A much simpler solution is to use packrat – something you anyway should consider to use. It also allows you to use the rocker/r-base image and just the packages actually required for your CI. How much of a win in terms of traffic rocker/r-base is over rocker/tidyverse probably depends on the packages you have to add. The .gitlab-ci.yml caching packages could look like this:

image: rocker/r-base

stages:
  - setup
  - test

cache:
  # Ommit key to use the same cache across all pipelines and branches
  key: "$CI_COMMIT_REF_SLUG"
  paths:
    - packrat/lib/

setup:
  stage: setup
  script:
    - R -e 'source("ci.R"); ci_setup()'

check:
  stage: test
  dependencies:
    - setup
  when: on_success
  script:
    - R -e 'source("ci.R"); ci_check()'

coverage:
  stage: test
  dependencies:
    - setup
  when: on_success
  only:
    - master
  script:
    - R -e 'source("ci.R"); ci_coverage()'

with the ci.R looking like this:

install_if_needed <- function(package_to_install){
  package_path <- find.package(package_to_install, quiet = TRUE)

  if(length(package_path) == 0){
    # Only install if not present
    install.packages(package_to_install)
  }
}

ci_setup <- function(){
  install_if_needed("packrat")
  packrat::restore()
}

ci_check <- function(){
  install_if_needed("devtools")
  devtools::check()
}

ci_coverage <- function(){
  install_if_needed("covr")
  covr::package_coverage(type = c("tests", "examples"))
}

The cache key $CI_COMMIT_REF_SLUG gives you the advantage of different cache for different branches.
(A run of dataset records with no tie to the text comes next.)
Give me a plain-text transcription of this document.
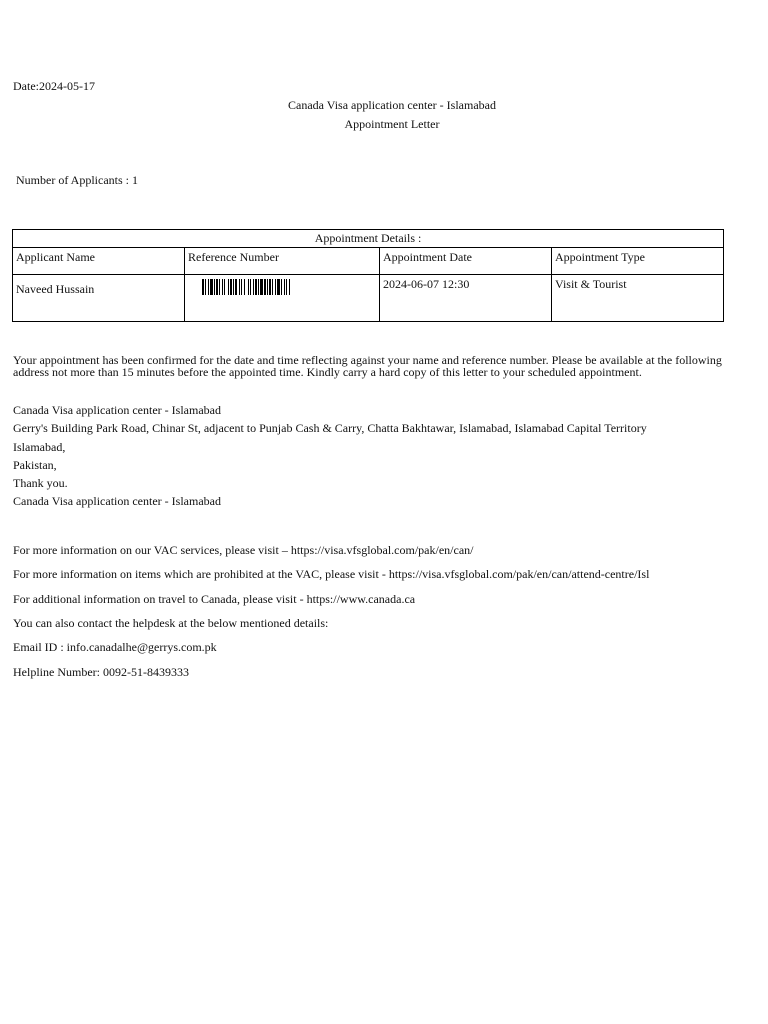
Date:2024-05-17
Canada Visa application center - Islamabad
Appointment Letter
Number of Applicants : 1
Appointment Details :			
Applicant Name	Reference Number	Appointment Date	Appointment Type
Naveed Hussain		2024-06-07 12:30	Visit & Tourist
Your appointment has been confirmed for the date and time reflecting against your name and reference number. Please be available at the following address not more than 15 minutes before the appointed time. Kindly carry a hard copy of this letter to your scheduled appointment.
Canada Visa application center - Islamabad
Gerry's Building Park Road, Chinar St, adjacent to Punjab Cash & Carry, Chatta Bakhtawar, Islamabad, Islamabad Capital Territory
Islamabad,
Pakistan,
Thank you.
Canada Visa application center - Islamabad
For more information on our VAC services, please visit – https://visa.vfsglobal.com/pak/en/can/
For more information on items which are prohibited at the VAC, please visit - https://visa.vfsglobal.com/pak/en/can/attend-centre/Isl
For additional information on travel to Canada, please visit - https://www.canada.ca
You can also contact the helpdesk at the below mentioned details:
Email ID : info.canadalhe@gerrys.com.pk
Helpline Number: 0092-51-8439333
Using $CI_COMMIT_SHA will give you a separate cache for each commit.

Adding the packrat subdirectories src and lib* to the .gitignore will keep your repository small – and I find it quite useful to commit just the packrat.lock whenever I add or remove a package. But then again, I am the only one working with my repositories, and there might be advantages I don’t know of.

I have noticed that the stages after the setup stage sometimes fail in the first run. If this happens because of the cache, rerunning the failed stage makes everything well.

Using the above for my package, the first run of the pipeline took about 45 minutes, but the second run only about 8 minutes. A considerable reduction in time.

I hope .gitlab-ci.yml and ci.R outlined here will help you getting started on caching your R-packages in your CI. The two modules are quite simple, and if you are loking for something more sophisticated, I can recommend looking Matt Dowle works on data.table and of course the GitLab Runner help pages.